Le faisceau de lumière jeté par le témoignage du témoin de la défense, Alain Ekassi, qui désigne sans ambiguïté l’ancien maire de Bibey comme assassin présumé du journaliste et animateur, Martinez Zogo ouvre grandement le rideau qui cache l’arrière scène de cette affaire dès l’annonce de ce crime crapuleux. Deux ans après le déclenchement de cette affaire, Panorama Papers vous propose des indices contenus dans l’ordonnance du juge Ndzie Pierrot. Question pour chacun d’explorer le champs des possibilités qui permettrait de se faire une idée de ce que certains acteurs essayent de transformer en nébuleuse pour des raisons plus ou moins évidentes.
Lorsque le juge Ndzie Pierrot livre son ordonnance, le 29 février 2024, il apparaît que le dernier appel reçu par Martinez Zogo émane de Martin Savom. L’homme est alors maire de la commune d’arrondissement de Bibey, dans la Haute Sanaga et ne dissimule pas sa proximité avec le secrétaire général de la présidence de la République, Ferdinand Ngoh Ngoh et la première dame Chantal Biya dont il se vantera à maintes reprises d’avoir appelé pour dessaisir le juge Sikati du dossier.

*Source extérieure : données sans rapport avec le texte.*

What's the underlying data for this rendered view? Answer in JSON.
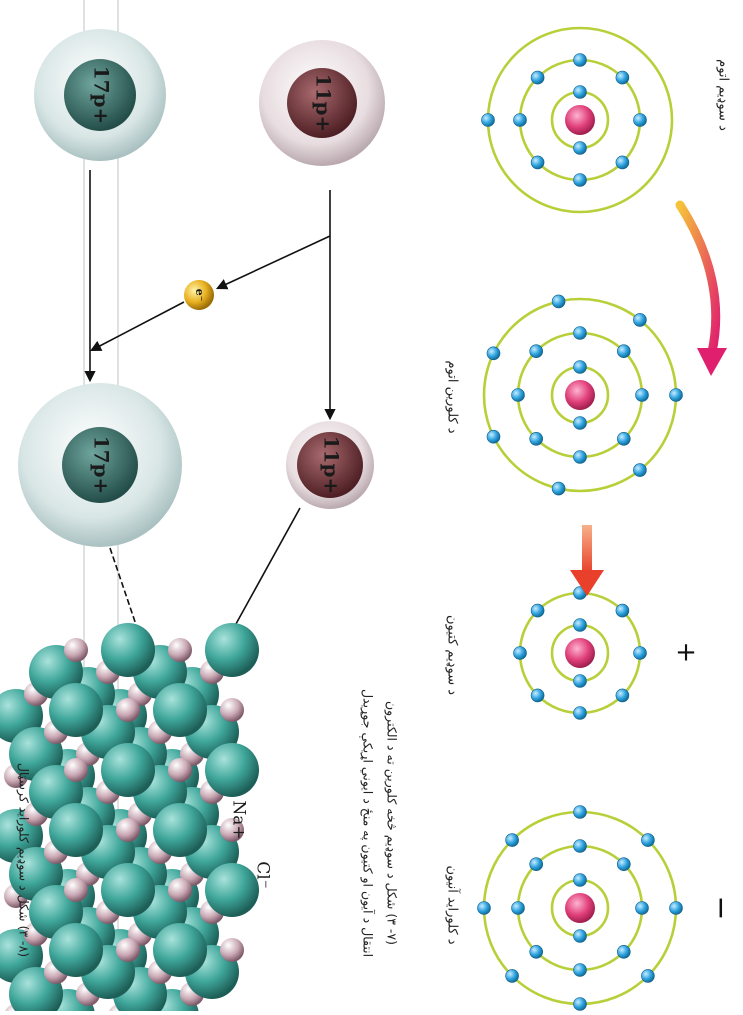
{
  "atom_labels": {
    "sodium_atom": "د سوډیم اتوم",
    "chlorine_atom": "د کلورین اتوم",
    "sodium_cation": "د سوډیم کتیون",
    "chloride_anion": "د کلوراید آنیون"
  },
  "charges": {
    "plus": "+",
    "minus": "−"
  },
  "nucleus_label": "p",
  "ion_labels": {
    "na_nucleus": "11p+",
    "cl_nucleus": "17p+",
    "electron": "e⁻",
    "na_plus": "Na+",
    "cl_minus": "Cl⁻"
  },
  "captions": {
    "fig_7_line1": "(۷- ۳) شکل د سوډیم څخه کلورین ته د الکترون",
    "fig_7_line2": "انتقال د آیون او کتیون په منځ د ایوني اړیکې جوړیدل",
    "fig_8": "(۸- ۳) شکل د سوډیم کلوراید کرسټال"
  },
  "colors": {
    "shell": "#b9cf3a",
    "electron": "#2ea3e0",
    "nucleus": "#e0407a",
    "na_sphere": "#7a3b3f",
    "cl_sphere": "#3f7f78",
    "crystal_cl": "#3fa69a",
    "crystal_na": "#c9a8b4"
  }
}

La même ordonnance établie que Martin Savom et le lieutenant Danwe Justin ont multiplié des rencontres quelques heures avant le kidnapping puis l’assassinat de Martinez Zogo. Plus explicite, le juge Ndzie Pierrot établit que l’ancien maire de Bibey et l’ancien directeur des opérations à la Direction générale de la recherche extérieure (Dgre) ont échangé pour le paiement du commando mobilisé pour la base besogne. Une proximité que les deux hommes ont essayé de camoufler lors des premières auditions, avant d’être confrontés aux données issues de l’exploitation des téléphones. En révélant les noms des présumés assassins de Martinez Zogo et de l’évêque de Bafia, Monseigneur Benoît Bala, Alain Ekassi qui donne aussi des éléments probants pour certifier ses allégations permet à la justice d’ouvrir le vrai débat autour de la mort de Martinez Zogo, de Monseigneur Benoît Balla et de tous ceux qui sont morts dans le sillage de ces deux assassinats. Des assassinats dont l’un des dénominateurs commun demeure la proximité de certaines personnalités au sein de la présidence de la République avec certains suspects clairement identifiés au cours de la procédure.